Бертий вышла из-за стойки и махнула нам рукой. С бокалами в руках мы пошли за ней, лавируя в заполненном зале между столиками и пробираясь к своему. Пока мы ждали, чтобы нам принесли заказанное, Эмерик расспрашивал Бертий о детях. К моему удивлению, она отвечала ему вполне дружелюбно, а потом и все более увлеченно. По сути, это было единственное, о чем они могли говорить на одном языке, поскольку Эмерик мгновенно подхватывал тему домашних заданий, или записи в коллеж, или вечернего сидения с детьми, то есть всего, что касалось семьи и повседневных забот, которые он знал там, в другой жизни. Было так странно чувствовать себя исключенной из их беседы, мы не совпадали по фазе, и я сознавала, что так будет всегда, ничто и никогда не изменится. Бертий не задавала прямых вопросов насчет его детей, но ей все равно удавалось выводить Эмерика на эту тему. Впрочем, она была достаточно тонким человеком, чтобы не ляпнуть что-нибудь невпопад. Зачем она это делала? Хотела донести до меня некую мысль? Зря старается. Мне известно, что у нее есть семья, муж, дети, и у Эмерика тоже семья – жена и дети. Я слушала их вполуха, болтала обо всякой ерунде с Сандро и приходила к окончательному выводу: Бертий терпит наши с ним отношения, но она их не одобряет и никогда не одобряла.

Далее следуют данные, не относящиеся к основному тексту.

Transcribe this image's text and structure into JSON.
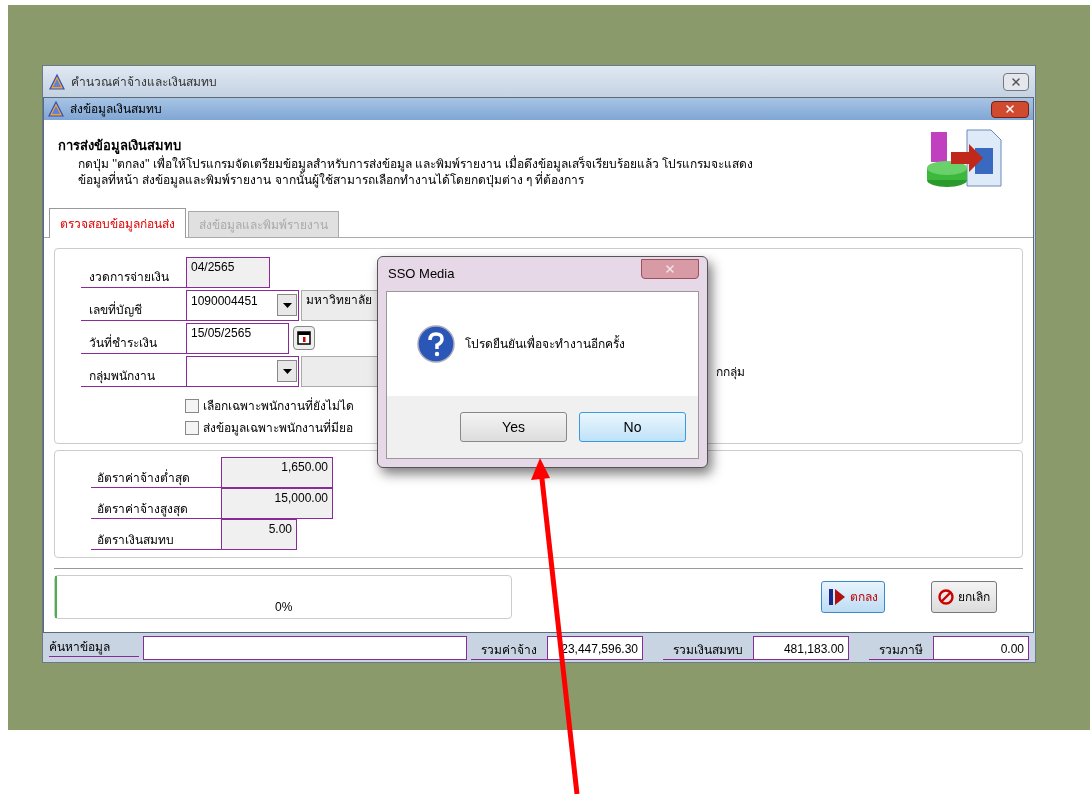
{
  "outer_window": {
    "title": "คำนวณค่าจ้างและเงินสมทบ",
    "bottom_bar": {
      "search_label": "ค้นหาข้อมูล",
      "totals": [
        {
          "label": "รวมค่าจ้าง",
          "value": "23,447,596.30"
        },
        {
          "label": "รวมเงินสมทบ",
          "value": "481,183.00"
        },
        {
          "label": "รวมภาษี",
          "value": "0.00"
        }
      ]
    }
  },
  "window": {
    "title": "ส่งข้อมูลเงินสมทบ",
    "header": {
      "heading": "การส่งข้อมูลเงินสมทบ",
      "description": [
        "กดปุ่ม ''ตกลง'' เพื่อให้โปรแกรมจัดเตรียมข้อมูลสำหรับการส่งข้อมูล และพิมพ์รายงาน เมื่อดึงข้อมูลเสร็จเรียบร้อยแล้ว โปรแกรมจะแสดง",
        "ข้อมูลที่หน้า ส่งข้อมูลและพิมพ์รายงาน จากนั้นผู้ใช้สามารถเลือกทำงานได้โดยกดปุ่มต่าง ๆ ที่ต้องการ"
      ]
    },
    "tabs": [
      {
        "label": "ตรวจสอบข้อมูลก่อนส่ง",
        "selected": true
      },
      {
        "label": "ส่งข้อมูลและพิมพ์รายงาน",
        "selected": false
      }
    ],
    "fields": [
      {
        "kind": "text",
        "label": "งวดการจ่ายเงิน",
        "value": "04/2565"
      },
      {
        "kind": "dropdown",
        "label": "เลขที่บัญชี",
        "value": "1090004451",
        "extra": "มหาวิทยาลัย"
      },
      {
        "kind": "date",
        "label": "วันที่ชำระเงิน",
        "value": "15/05/2565"
      },
      {
        "kind": "dropdown",
        "label": "กลุ่มพนักงาน",
        "side_text": "กกลุ่ม"
      }
    ],
    "checkboxes": [
      {
        "label": "เลือกเฉพาะพนักงานที่ยังไม่ได",
        "checked": false
      },
      {
        "label": "ส่งข้อมูลเฉพาะพนักงานที่มียอ",
        "checked": false
      }
    ],
    "rates": [
      {
        "label": "อัตราค่าจ้างต่ำสุด",
        "value": "1,650.00"
      },
      {
        "label": "อัตราค่าจ้างสูงสุด",
        "value": "15,000.00"
      },
      {
        "label": "อัตราเงินสมทบ",
        "value": "5.00"
      }
    ],
    "progress": {
      "level": 0,
      "reading": "0%"
    },
    "buttons": [
      {
        "kind": "ok",
        "label": "ตกลง",
        "selected": true
      },
      {
        "kind": "cancel",
        "label": "ยกเลิก",
        "selected": false
      }
    ]
  },
  "dialog": {
    "title": "SSO Media",
    "message": "โปรดยืนยันเพื่อจะทำงานอีกครั้ง",
    "buttons": [
      {
        "label": "Yes",
        "selected": false
      },
      {
        "label": "No",
        "selected": true
      }
    ]
  }
}
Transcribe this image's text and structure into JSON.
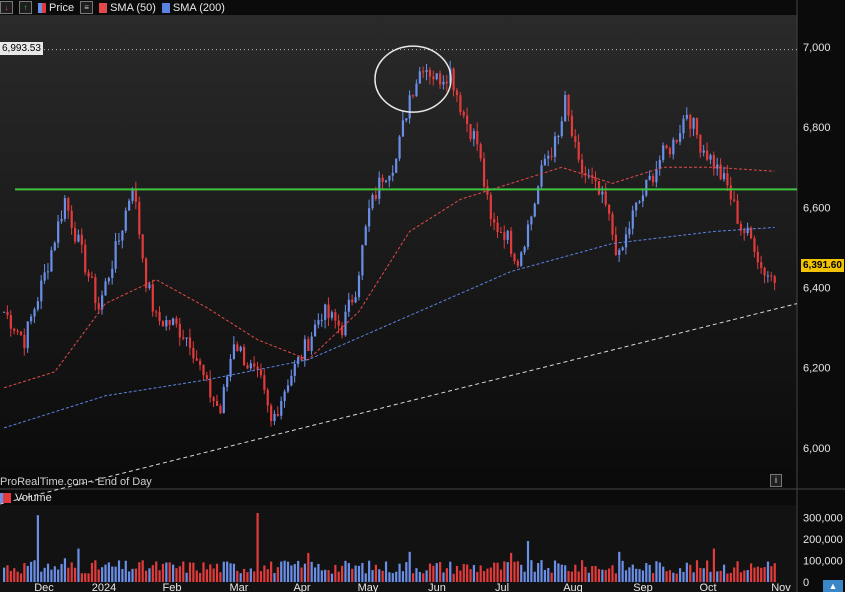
{
  "legend": {
    "price_label": "Price",
    "sma50_label": "SMA (50)",
    "sma200_label": "SMA (200)"
  },
  "volume_label": "Volume",
  "brand": "ProRealTime.com - End of Day",
  "info_label": "i",
  "high_tag": "6,993.53",
  "last_tag": "6,391.60",
  "colors": {
    "background": "#0b0b0b",
    "up": "#6a8fe8",
    "down": "#e23b3b",
    "sma50": "#e24a4a",
    "sma200": "#5b82e0",
    "resistance": "#3ec43e",
    "trendline": "#d9d9d9",
    "last_tag": "#f2c300"
  },
  "icons": [
    "down-arrow-icon",
    "up-arrow-icon",
    "price-series-icon",
    "settings-icon",
    "info-icon"
  ],
  "chart_data": [
    {
      "type": "candlestick",
      "title": "",
      "x_tick_labels": [
        "Dec",
        "2024",
        "Feb",
        "Mar",
        "Apr",
        "May",
        "Jun",
        "Jul",
        "Aug",
        "Sep",
        "Oct",
        "Nov"
      ],
      "y_tick_labels": [
        "6,000",
        "6,200",
        "6,400",
        "6,600",
        "6,800",
        "7,000"
      ],
      "ylim": [
        5900,
        7080
      ],
      "grid": false,
      "series": [
        {
          "name": "Price",
          "anchors": [
            [
              0,
              6340
            ],
            [
              6,
              6270
            ],
            [
              12,
              6430
            ],
            [
              18,
              6620
            ],
            [
              22,
              6510
            ],
            [
              28,
              6350
            ],
            [
              34,
              6520
            ],
            [
              38,
              6660
            ],
            [
              42,
              6420
            ],
            [
              45,
              6320
            ],
            [
              50,
              6310
            ],
            [
              55,
              6270
            ],
            [
              60,
              6150
            ],
            [
              64,
              6090
            ],
            [
              68,
              6270
            ],
            [
              72,
              6210
            ],
            [
              76,
              6160
            ],
            [
              79,
              6060
            ],
            [
              84,
              6170
            ],
            [
              88,
              6230
            ],
            [
              94,
              6340
            ],
            [
              100,
              6300
            ],
            [
              104,
              6400
            ],
            [
              108,
              6590
            ],
            [
              112,
              6680
            ],
            [
              116,
              6720
            ],
            [
              120,
              6880
            ],
            [
              124,
              6960
            ],
            [
              128,
              6920
            ],
            [
              132,
              6940
            ],
            [
              136,
              6830
            ],
            [
              140,
              6760
            ],
            [
              144,
              6560
            ],
            [
              148,
              6540
            ],
            [
              152,
              6470
            ],
            [
              156,
              6580
            ],
            [
              160,
              6720
            ],
            [
              164,
              6770
            ],
            [
              166,
              6860
            ],
            [
              170,
              6700
            ],
            [
              174,
              6660
            ],
            [
              178,
              6600
            ],
            [
              182,
              6470
            ],
            [
              186,
              6580
            ],
            [
              190,
              6650
            ],
            [
              194,
              6720
            ],
            [
              198,
              6760
            ],
            [
              202,
              6840
            ],
            [
              206,
              6760
            ],
            [
              210,
              6710
            ],
            [
              214,
              6650
            ],
            [
              218,
              6550
            ],
            [
              222,
              6510
            ],
            [
              224,
              6450
            ],
            [
              228,
              6420
            ]
          ]
        },
        {
          "name": "SMA (50)",
          "points": [
            [
              0,
              6150
            ],
            [
              15,
              6190
            ],
            [
              30,
              6360
            ],
            [
              45,
              6420
            ],
            [
              60,
              6350
            ],
            [
              75,
              6270
            ],
            [
              90,
              6220
            ],
            [
              105,
              6340
            ],
            [
              120,
              6540
            ],
            [
              135,
              6620
            ],
            [
              150,
              6660
            ],
            [
              165,
              6700
            ],
            [
              180,
              6660
            ],
            [
              195,
              6700
            ],
            [
              210,
              6700
            ],
            [
              228,
              6690
            ]
          ]
        },
        {
          "name": "SMA (200)",
          "points": [
            [
              0,
              6050
            ],
            [
              30,
              6130
            ],
            [
              60,
              6170
            ],
            [
              90,
              6220
            ],
            [
              120,
              6330
            ],
            [
              150,
              6440
            ],
            [
              180,
              6510
            ],
            [
              210,
              6540
            ],
            [
              228,
              6550
            ]
          ]
        },
        {
          "name": "Resistance",
          "points": [
            [
              0,
              6645
            ],
            [
              228,
              6645
            ]
          ]
        },
        {
          "name": "Trendline",
          "points": [
            [
              0,
              5860
            ],
            [
              228,
              6360
            ]
          ]
        }
      ],
      "annotations": {
        "circle_center": [
          121,
          6920
        ],
        "price_high": 6993.53,
        "last_price": 6391.6
      }
    },
    {
      "type": "bar",
      "title": "Volume",
      "y_tick_labels": [
        "0",
        "100,000",
        "200,000",
        "300,000"
      ],
      "ylim": [
        0,
        320000
      ],
      "spikes": [
        [
          10,
          310000
        ],
        [
          18,
          110000
        ],
        [
          22,
          155000
        ],
        [
          75,
          320000
        ],
        [
          90,
          135000
        ],
        [
          120,
          140000
        ],
        [
          150,
          135000
        ],
        [
          155,
          190000
        ],
        [
          182,
          140000
        ],
        [
          210,
          155000
        ],
        [
          226,
          95000
        ]
      ],
      "base_volume": 85000
    }
  ]
}
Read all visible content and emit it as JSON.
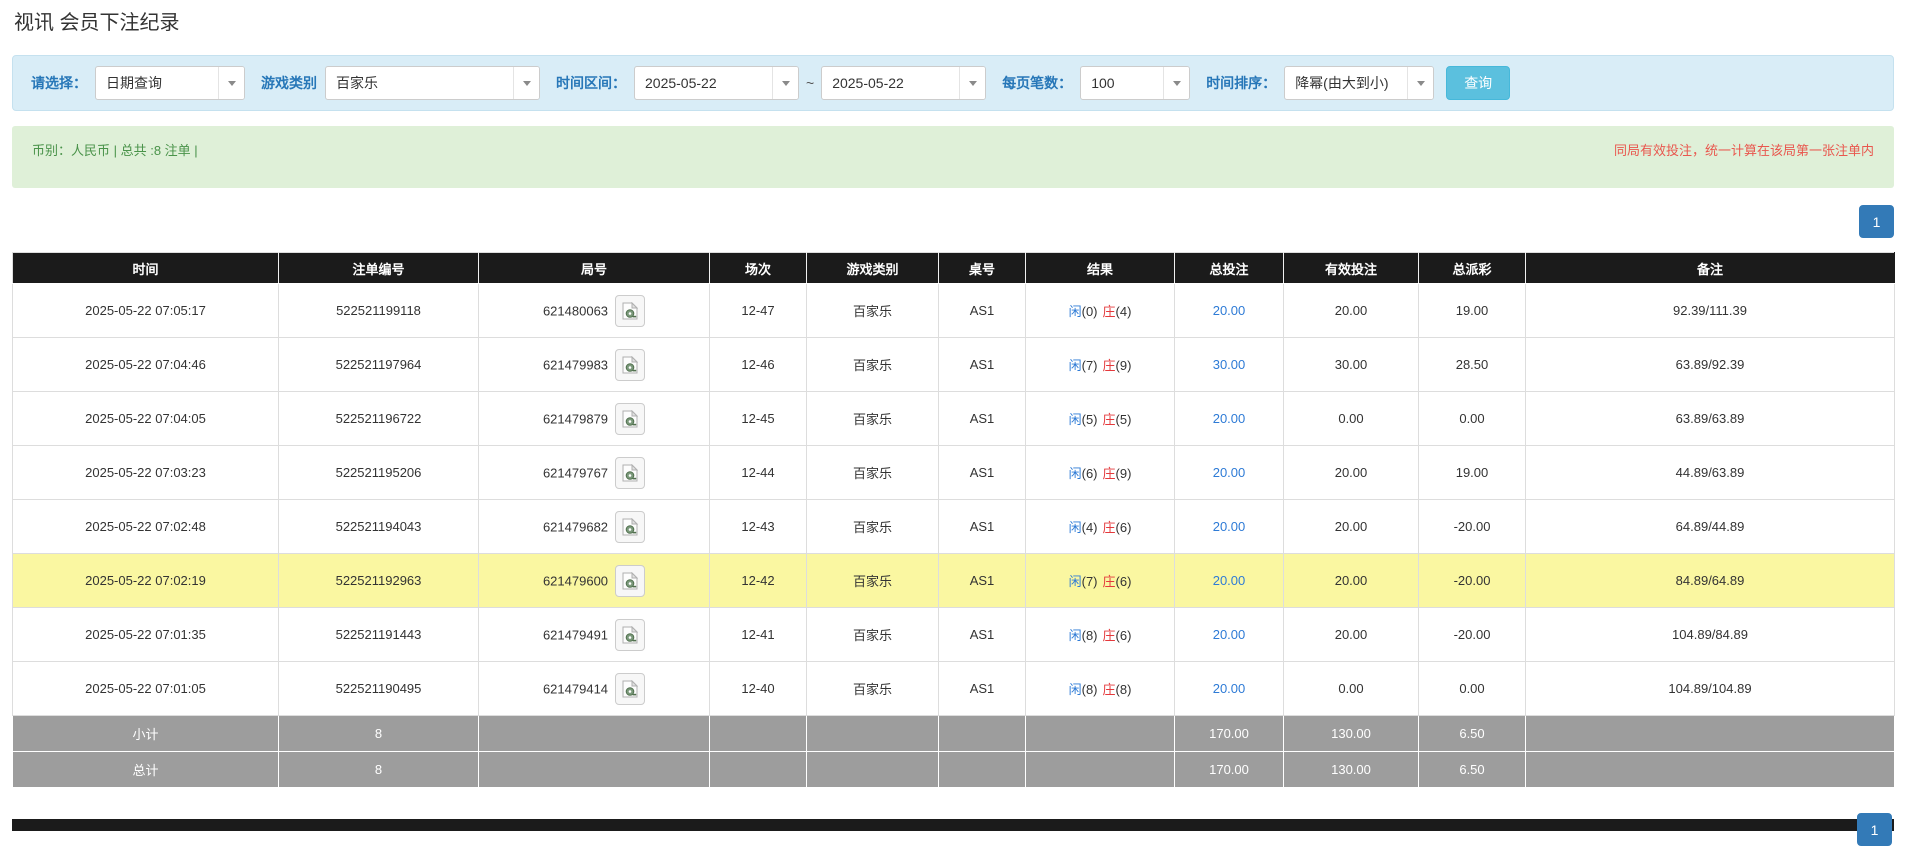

Если не считать последнего времени, она обычно избегала прямой конфронтации. До меня постепенно доходило, что три года она терпела, сдерживалась, даже старалась показать мне, что Эмерик ей нравится. Я вспомнила, как бесстрастно она выслушала мои объяснения насчет нашей с Эмериком связи. Я была слепа, а может, просто предпочла зажмуриться, чтобы защититься, чтобы отгородиться от реальной ситуации. Сегодня передо мной предстала голая правда. Как она, замужняя женщина, мать семейства, несгибаемая, словно само правосудие, могла принять тот факт, что я – любовница женатого мужчины? Наверняка она всякий раз ставит себя на место жены Эмерика, и сейчас, разговаривая с ним, в душе любопытствует, где она, что ей известно, и переживает за нее, а вовсе не сочувствует мне. То, как она с ним общалась, было лишь внешним проявлением вежливости. На самом деле она его не выносила, ненавидела и презирала. Эти ненависть и презрение наверняка зашкалили, когда он непринужденно положил руку мне на бедро и ласково посмотрел на меня. Она едва не испепелила его взглядом, но Эмерик этого не заметил, ведь он знал ее не так хорошо, как я. А я едва не задохнулась от злости. Кто дал Бертий право судить нас? Ей повезло встретить в двадцать пять лет милого, внимательного мужчину, и с тех пор все в ее жизни стало просто и ясно, ей уже не нужно предаваться мучительным размышлениям. Она, что ли, считает, будто я сознательно решила влюбиться в несвободного мужчину, который любит меня? Муж и сыновья обожали Бертий, она никогда не знала, что такое одиночество. Я догадывалась, что жизнь не каждый день кажется ей медом, но это вовсе не давало ей право осуждать меня, считать эгоистичной гадиной, разбивающей семью и к тому же надеющейся, как последняя идиотка, что однажды он бросит жену ради меня. Как же это все банально. И почему именно сегодня она проснулась и решила так явственно выразить свое неодобрение? Почему не сделала этого раньше? Зачем поворачивать нож в ране? Тыкать меня носом в дерьмо? Конечно, я знала, что моей жизни не позавидуешь, что она у меня скорее жалкая и грязная. Но это моя жизнь.
Я устала. С самого начала этой истории всеми своими переживаниями я откровенно делилась с Кати; со стороны Бертий особого интереса я не замечала. К тому же я хорошо знала строгость ее принципов и неуступчивость суждений. Но сегодня вечером что-то было не так: взгляды, которыми Бертий награждала Эмерика, были, как обычно, убийственными, а когда она смотрела на меня, в ее глазах проскальзывала жалость.